Ieri Salini ha fatto le sue proposte per le nomine Rai, attese da tempo e riguardanti le direzioni di reti e generi, lasciando fuori i TG per i quali si attendono le prossime Regionali, per vedere l'effetto che farà la evenuale vittoria del Pd in Emilia Romagna e Calabria.
Intanto le nomine di Salini hanno avuto l'effetto di non spostare affatto l'asse dai Cinquestelle, un tempo maggioranza nel Paese ora solo in Parlamento, verso il loro alleato di governo; ma di favorire FdI della Meloni, il cui partito veleggia a gonfie vele nel paese e nei sondaggi, togliendo spazio anche a Berlusconi, e forse anche a Salvini, benchè di poco.
Salvini non viene toccato - intendiamo il suo potere in Rai non viene toccato- salvo che per la sostituzione di Teresa De Santis da Rai 1, la cui nuova destinazione è da decidere, sotto la pressione forte dell'ormai ex direttrice: "voglio vedere se mi si darà un incarico di pari livello, altrimenti...".
Su tale questione anche in termini generali, l'amministrazione Rai dovrebbe assumere una posizione netta e decisa, che secondo noi potrebbe essere la seguente. Una volta cessato l'incarico di direttore di rete o tg o di genere, il dirigente tornerebbe a fare il lavoro da dirigente, e, perdendo la qualifica di direttore , perderebbe anche l'appannaggio connesso.
La direzione è una funzione che di per sè andrebbe attribuita a dirigenti, prevalentemente interni ma anche esterni, terminata la quale la Rai non dovrebbe essere tenuta a cercare nuovo lavoro di grado pari alla funzione goduta temporaneamente. Insomma l'ex direttore non deve necessariamente essere nuovamente direttore di qualcos'altro.
C'è poi un altro problema che questa tornata di nomine mette in evidenza, con la candidatura di Silvia Calandrelli, già direttore di Rai Cultura, alla direzione di Rai 3, mantenendo quella di Rai Cultura.

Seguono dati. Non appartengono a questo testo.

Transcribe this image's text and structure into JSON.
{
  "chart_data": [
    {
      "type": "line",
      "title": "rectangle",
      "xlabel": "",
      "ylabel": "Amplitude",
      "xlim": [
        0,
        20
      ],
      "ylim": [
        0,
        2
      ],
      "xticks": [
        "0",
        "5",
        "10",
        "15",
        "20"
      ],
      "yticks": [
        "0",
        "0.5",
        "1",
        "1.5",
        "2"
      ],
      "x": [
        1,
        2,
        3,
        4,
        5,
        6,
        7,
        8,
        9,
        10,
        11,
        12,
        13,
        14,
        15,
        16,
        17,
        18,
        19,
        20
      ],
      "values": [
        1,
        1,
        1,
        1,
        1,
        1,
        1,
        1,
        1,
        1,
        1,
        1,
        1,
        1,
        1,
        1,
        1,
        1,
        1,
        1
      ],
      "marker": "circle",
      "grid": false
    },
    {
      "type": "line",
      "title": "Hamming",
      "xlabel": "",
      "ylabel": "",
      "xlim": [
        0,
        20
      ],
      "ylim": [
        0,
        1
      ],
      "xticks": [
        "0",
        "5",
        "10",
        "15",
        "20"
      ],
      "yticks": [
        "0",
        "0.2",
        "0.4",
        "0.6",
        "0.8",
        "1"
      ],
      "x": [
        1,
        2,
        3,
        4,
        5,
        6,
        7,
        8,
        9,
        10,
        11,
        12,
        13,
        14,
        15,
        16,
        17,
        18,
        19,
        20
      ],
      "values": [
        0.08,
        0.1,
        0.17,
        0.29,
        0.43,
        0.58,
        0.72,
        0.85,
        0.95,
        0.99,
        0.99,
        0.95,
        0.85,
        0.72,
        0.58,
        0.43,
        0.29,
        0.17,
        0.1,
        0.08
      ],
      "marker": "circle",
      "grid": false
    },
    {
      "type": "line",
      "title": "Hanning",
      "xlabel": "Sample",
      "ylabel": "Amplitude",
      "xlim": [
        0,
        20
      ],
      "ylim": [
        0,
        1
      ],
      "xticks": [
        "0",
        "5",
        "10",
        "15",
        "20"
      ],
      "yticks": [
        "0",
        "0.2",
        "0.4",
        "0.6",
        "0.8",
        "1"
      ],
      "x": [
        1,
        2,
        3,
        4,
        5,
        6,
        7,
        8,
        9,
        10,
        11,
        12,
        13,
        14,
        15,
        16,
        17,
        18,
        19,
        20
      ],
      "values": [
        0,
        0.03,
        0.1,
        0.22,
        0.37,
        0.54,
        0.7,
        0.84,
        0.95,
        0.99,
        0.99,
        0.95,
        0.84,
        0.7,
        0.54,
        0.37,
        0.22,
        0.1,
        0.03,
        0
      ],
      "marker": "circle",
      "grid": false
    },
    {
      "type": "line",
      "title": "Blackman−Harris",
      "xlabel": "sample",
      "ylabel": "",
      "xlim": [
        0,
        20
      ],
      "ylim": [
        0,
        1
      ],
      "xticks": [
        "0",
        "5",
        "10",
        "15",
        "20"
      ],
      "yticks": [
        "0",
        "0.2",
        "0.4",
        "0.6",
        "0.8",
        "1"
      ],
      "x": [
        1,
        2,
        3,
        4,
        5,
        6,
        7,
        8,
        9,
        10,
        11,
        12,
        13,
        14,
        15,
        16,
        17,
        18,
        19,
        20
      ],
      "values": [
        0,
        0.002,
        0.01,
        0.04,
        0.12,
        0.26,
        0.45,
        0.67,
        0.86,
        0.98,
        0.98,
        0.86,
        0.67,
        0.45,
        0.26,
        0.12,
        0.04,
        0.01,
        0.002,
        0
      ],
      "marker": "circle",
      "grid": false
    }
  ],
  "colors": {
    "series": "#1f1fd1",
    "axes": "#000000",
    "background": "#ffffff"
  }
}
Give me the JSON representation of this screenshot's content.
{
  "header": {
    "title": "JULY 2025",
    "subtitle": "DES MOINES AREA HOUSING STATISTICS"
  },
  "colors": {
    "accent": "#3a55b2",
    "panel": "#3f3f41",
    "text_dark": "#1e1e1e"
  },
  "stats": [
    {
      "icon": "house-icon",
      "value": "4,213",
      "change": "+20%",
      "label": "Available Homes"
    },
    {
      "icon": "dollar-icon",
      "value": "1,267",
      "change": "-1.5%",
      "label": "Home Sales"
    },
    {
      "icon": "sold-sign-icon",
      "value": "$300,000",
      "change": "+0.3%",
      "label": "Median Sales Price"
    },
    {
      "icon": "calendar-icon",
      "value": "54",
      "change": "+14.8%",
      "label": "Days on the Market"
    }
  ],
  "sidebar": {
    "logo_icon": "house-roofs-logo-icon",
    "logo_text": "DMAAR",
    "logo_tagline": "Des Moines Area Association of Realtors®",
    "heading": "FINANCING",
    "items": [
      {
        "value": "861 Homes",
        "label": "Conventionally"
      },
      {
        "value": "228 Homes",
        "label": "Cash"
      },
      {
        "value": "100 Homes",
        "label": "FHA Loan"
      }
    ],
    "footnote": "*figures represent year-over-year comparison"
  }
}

E il problema nasce dal peso che anche in Rai, come nel governo del nostro paese, si attribuisce al settore della cultura.
Nella formazione dei governi, l'ultimo ministero la cui casella si pensa a riempire, è quella della 'cultura', dando al settore il minimo rilievo possibile. E questo in un paese - lo ripetiamo da sempre e non solo noi, ma nulla cambia - in cui la cultura e ricchissima e diffusa, ed assicura una bella parte delle entrate statali e si prende carico della crescita e dello sviluppo delle persone.

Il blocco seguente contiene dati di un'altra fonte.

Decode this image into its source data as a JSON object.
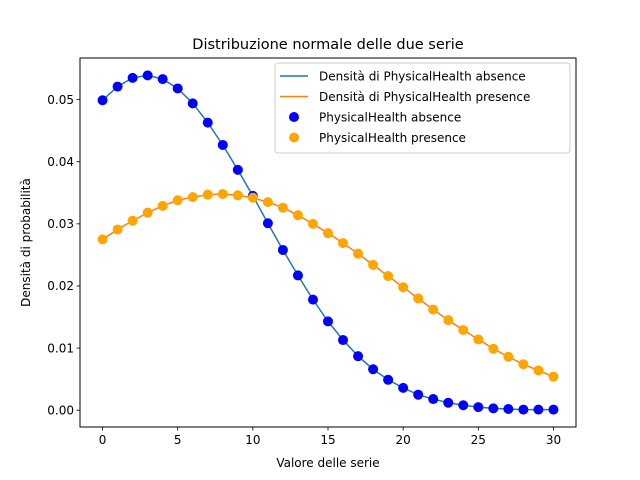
{
  "chart_data": {
    "type": "line",
    "title": "Distribuzione normale delle due serie",
    "xlabel": "Valore delle serie",
    "ylabel": "Densità di probabilità",
    "xlim": [
      -1.5,
      31.5
    ],
    "ylim": [
      -0.0027,
      0.0567
    ],
    "xticks": [
      "0",
      "5",
      "10",
      "15",
      "20",
      "25",
      "30"
    ],
    "yticks": [
      "0.00",
      "0.01",
      "0.02",
      "0.03",
      "0.04",
      "0.05"
    ],
    "legend_position": "top-right",
    "grid": false,
    "x": [
      0,
      1,
      2,
      3,
      4,
      5,
      6,
      7,
      8,
      9,
      10,
      11,
      12,
      13,
      14,
      15,
      16,
      17,
      18,
      19,
      20,
      21,
      22,
      23,
      24,
      25,
      26,
      27,
      28,
      29,
      30
    ],
    "series": [
      {
        "name": "PhysicalHealth absence",
        "line_label": "Densità di PhysicalHealth absence",
        "line_color": "#1f77b4",
        "marker_color": "#0000ff",
        "values": [
          0.0499,
          0.0521,
          0.0535,
          0.0539,
          0.0533,
          0.0518,
          0.0494,
          0.0463,
          0.0427,
          0.0387,
          0.0345,
          0.0301,
          0.0258,
          0.0217,
          0.0178,
          0.0143,
          0.0113,
          0.0087,
          0.0066,
          0.0049,
          0.0036,
          0.0025,
          0.0018,
          0.0012,
          0.0008,
          0.0005,
          0.0003,
          0.0002,
          0.0001,
          0.0001,
          0.0001
        ]
      },
      {
        "name": "PhysicalHealth presence",
        "line_label": "Densità di PhysicalHealth presence",
        "line_color": "#ff7f0e",
        "marker_color": "#ffa500",
        "values": [
          0.0275,
          0.0291,
          0.0305,
          0.0318,
          0.0329,
          0.0338,
          0.0343,
          0.0347,
          0.0348,
          0.0346,
          0.0342,
          0.0335,
          0.0326,
          0.0314,
          0.03,
          0.0285,
          0.0269,
          0.0252,
          0.0234,
          0.0216,
          0.0198,
          0.018,
          0.0162,
          0.0145,
          0.0129,
          0.0114,
          0.0099,
          0.0086,
          0.0074,
          0.0064,
          0.0054
        ]
      }
    ]
  }
}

Che Silvia Calandrelli, dacché è direttrice di Rai Cultura, non abbia mai fatto parlare di sè per qualche nuova iniziativa, è ben noto; che poi il PD, che evidentemente sottovaluta il peso della direzione di Rai Cultura, già affidato ad una sua fedelissima, la proponga per una altro incarico 'di risarcimento' da sommare al precedente, è semplicemente vergognoso!
Doppiamente vergognoso, perchè dell'altro candidato a tale direzione, Franco Di Mare, giornalista di lunghissimo corso che avrebbe potuto portare a Rai 3 una ventata di aria nuova, solo perchè in quota Cinquestelle, ma senza dispiacere al PD, come si diceva alla vigilia di tale tornata di nomine, si valuta solo che non è il candidato PD, come lo è Calandrelli, che comunque era già stata a Rai 3. Chi se la ricorda? C'è qualcuno che possa sostenere che del suo passaggio è restata una impronta, come nel caso di Coletta, che perciò viene promosso? Nell'arrembaggio di posti di potere si rischia anche in un settore come quello della Cultura un appiattimento generale, anche in Rai. complice PD e Calandrelli.
Nelle passate settimane il PD fingeva di tacere perchè sperava di aggiudicarsi la nomina di Orfeo alla direzione di qualche telegiornale, nomina avversata dai Cinquestelle, e tenuta a bagnomaria da Salini fino alle prossime Regionali.
Ai nuovi direttori delle reti è stata attribuita anche una qualche direzione dei 'generi', salvo che per alcuni, essendo i 'generi' previsti più numerosi delle reti, ma questo fa già pensare che queste direzioni sovrapposte non pochi casini produrranno in tv, perchè non è chiaro ancora in quale relazione effettivamente staranno i direttori di rete con i direttori dei 'generi'.